Résumé par Doctrine IA

La Cour d'Appel de Paris a partiellement infirmé l'ordonnance du Tribunal de grande instance de Paris en excluant des débats la pièce n°14 produite par la société CL TECH, tout en confirmant le rejet de la demande d'expertise de cette dernière et la non-condamnation de la société Pierre Fabre Dermo-Cosmétique pour procédure abusive. La société CL TECH, spécialisée dans la stérilisation UHT de produits cosmétiques et pharmaceutiques, avait fait appel d'une ordonnance de référé rejetant sa demande d'expertise visant à établir si la société Pierre Fabre avait utilisé son savoir-faire et son procédé breveté pour développer un procédé de stérilisation par infusion.

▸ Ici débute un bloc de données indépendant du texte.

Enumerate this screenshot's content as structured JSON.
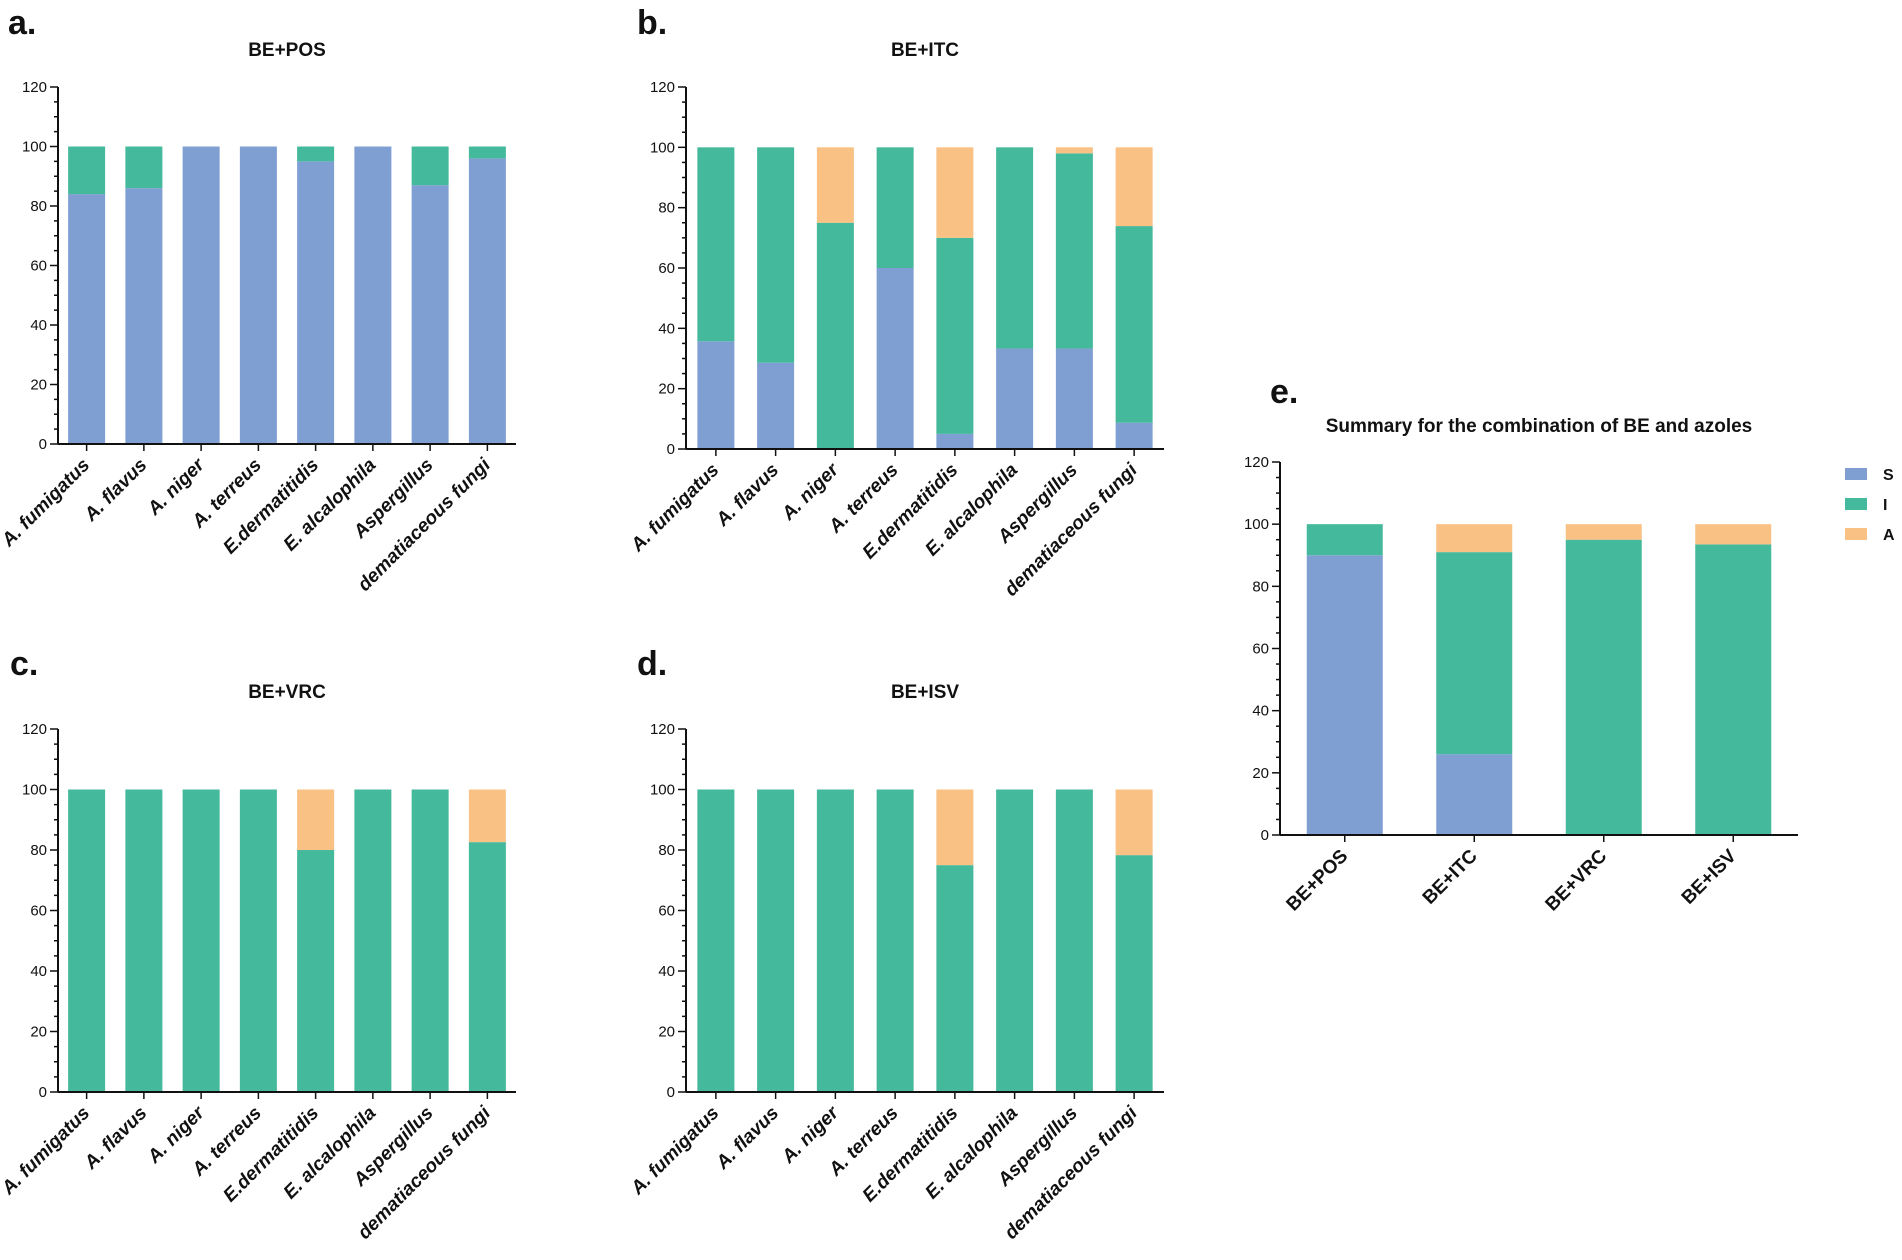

La Cour a jugé que la demande d'expertise de CL TECH tendait à prouver une contrefaçon, ce qui relève de la saisie-contrefaçon selon l'article L. 615-5 du Code de la propriété intellectuelle, et non de l'article 145 du Code de procédure civile invoqué par CL TECH. La Cour a également confirmé que la société Pierre Fabre n'avait pas commis de faute justifiant des dommages-intérêts pour procédure abusive. Enfin, la Cour a condamné CL TECH à payer 4 000 euros à Pierre Fabre au titre de l'article 700 du Code de procédure civile et aux dépens.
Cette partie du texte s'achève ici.